Ancient Greek vase painter

The Priam Painter was a vase painter in the black-figure technique, active in Athens during the late 6th century BC.

He is considered one of the more skilled, and more productive, painters of his time. Some scholars have such a high opinion of him that they draw a connection with the Antimenes Painter of the Leagros Group. His range of subjects is rather limited, but his execution is highly detailed, imaginative and indicates great compositional skill. His most frequent motifs are chariot races in the presence of Athena and Herakles, as well as scenes set at public fountains, and scenes of bathing nymphs. These choices have been interpreted as indicating support of the Peisistratid dynasty – as that ruling family identified especially with Athena and had constructed a number of fountain houses in the city. According to that interpretation, the vases must have been produced shortly before the Peisistratids were driven from Athens in 510 BC.

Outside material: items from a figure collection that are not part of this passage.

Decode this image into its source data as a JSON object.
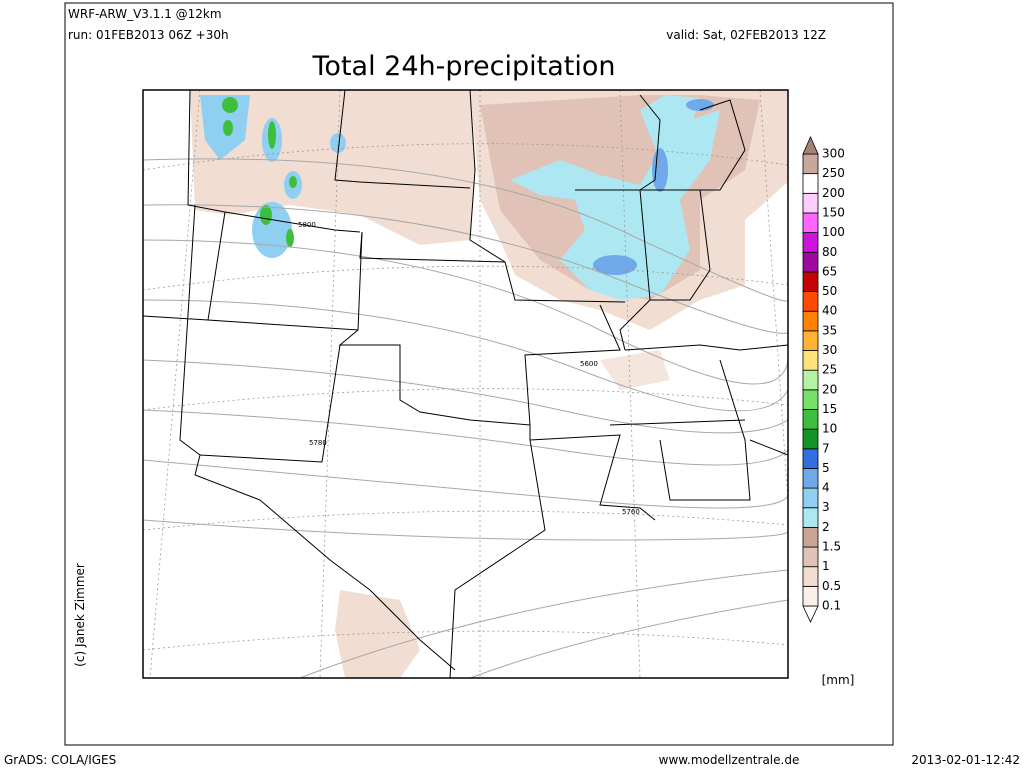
{
  "header": {
    "model": "WRF-ARW_V3.1.1 @12km",
    "run": "run: 01FEB2013 06Z +30h",
    "valid": "valid: Sat, 02FEB2013 12Z",
    "title": "Total 24h-precipitation"
  },
  "contour_labels": [
    "5800",
    "5600",
    "5780",
    "5760"
  ],
  "colorbar": {
    "unit": "[mm]",
    "levels": [
      0.1,
      0.5,
      1,
      1.5,
      2,
      3,
      4,
      5,
      7,
      10,
      15,
      20,
      25,
      30,
      35,
      40,
      50,
      65,
      80,
      100,
      150,
      200,
      250,
      300
    ],
    "colors": [
      "#ffffff",
      "#fbefe8",
      "#f1ddd2",
      "#e0c3b6",
      "#c9a394",
      "#ade8f2",
      "#8fd0f2",
      "#6fa9ea",
      "#2f6fdf",
      "#139326",
      "#3dbf3d",
      "#75e06a",
      "#b4f3a6",
      "#ffe27a",
      "#ffb233",
      "#ff8205",
      "#ff4a05",
      "#c40404",
      "#9e0aa0",
      "#cc14dd",
      "#ff66ff",
      "#ffccff",
      "#ffffff",
      "#c9a89b",
      "#a58374"
    ]
  },
  "credit": "(c) Janek Zimmer",
  "footer": {
    "left": "GrADS: COLA/IGES",
    "center": "www.modellzentrale.de",
    "right": "2013-02-01-12:42"
  }
}
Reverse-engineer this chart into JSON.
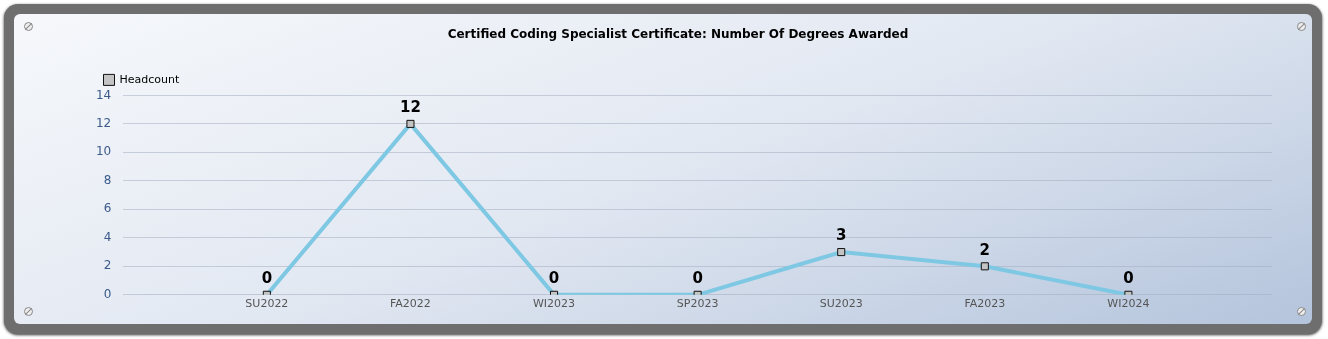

Stylistically, the Priam Painter is close to the Rycroft Painter.

== Bibliography ==

- John Beazley: Attic Black-Figure Vase-Painters. Oxford 1956
- John Beazley: Paralipomena. Additions to Attic black-figure vase-painters and to Attic red-figure vase-painters. Oxford 1971.
- John Boardman: Schwarzfigurige Vasen aus Athen. Ein Handbuch. Mainz 1977, ISBN 3-8053-0233-9, S. 123f.